Avoiding Burnout During Dedicated Study

Step 1 preparation is one of the most psychologically demanding stretches of medical school. The combination of high stakes, long hours, and social isolation creates real risk for burnout and anxiety.

Build non-negotiable rest into your schedule rather than treating it as something you’ll do “if there’s time.” Exercise, even a 20-minute walk, improves both mood and memory consolidation. Maintain at least some social connection, whether that’s studying with a partner, calling a friend, or eating dinner with someone. Students who isolate completely during dedicated study often find their focus and motivation deteriorating, not improving.
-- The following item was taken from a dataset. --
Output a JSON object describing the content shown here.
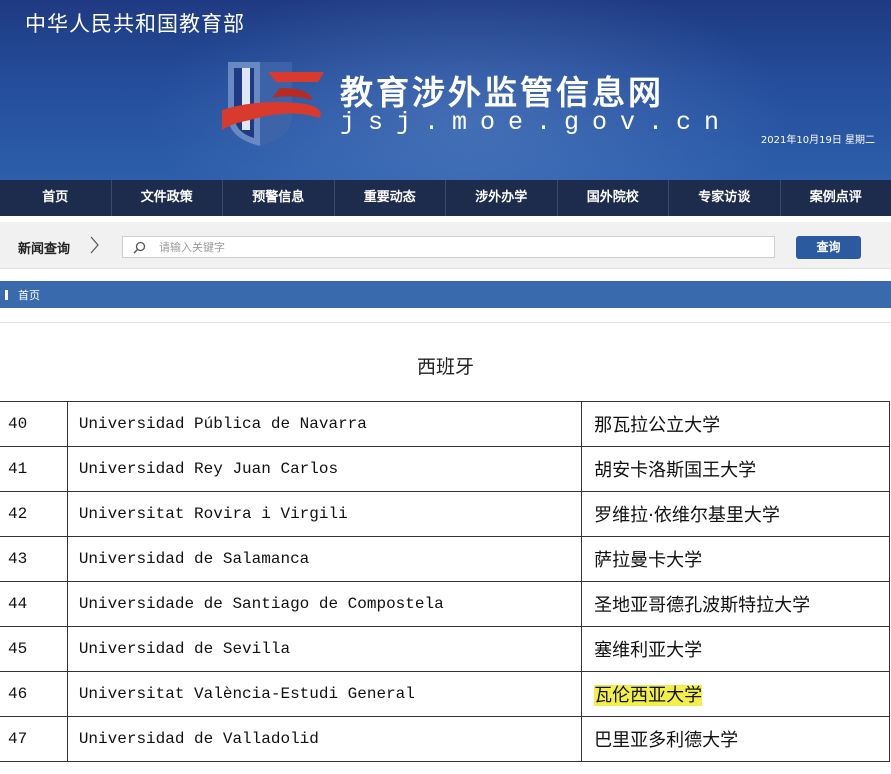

If you notice that you’re reading the same paragraph repeatedly without absorbing it, or that you’re spending hours at your desk but not actually completing questions, those are signs of diminishing returns. Pushing through fatigue doesn’t build discipline. It just wastes time you could spend recovering and coming back sharper.

Registration and Logistics

The 2026 application fee for Step 1 is $695, the same for both U.S. medical graduates and international medical graduates. If you’re taking the exam outside the United States and Canada, there’s an additional $210 region fee. You apply through NBME if you attend a U.S. medical school, or through FSMB if you graduated from a school outside the U.S. Schedule your exam date early in your dedicated study period so you have a fixed deadline to build your plan around.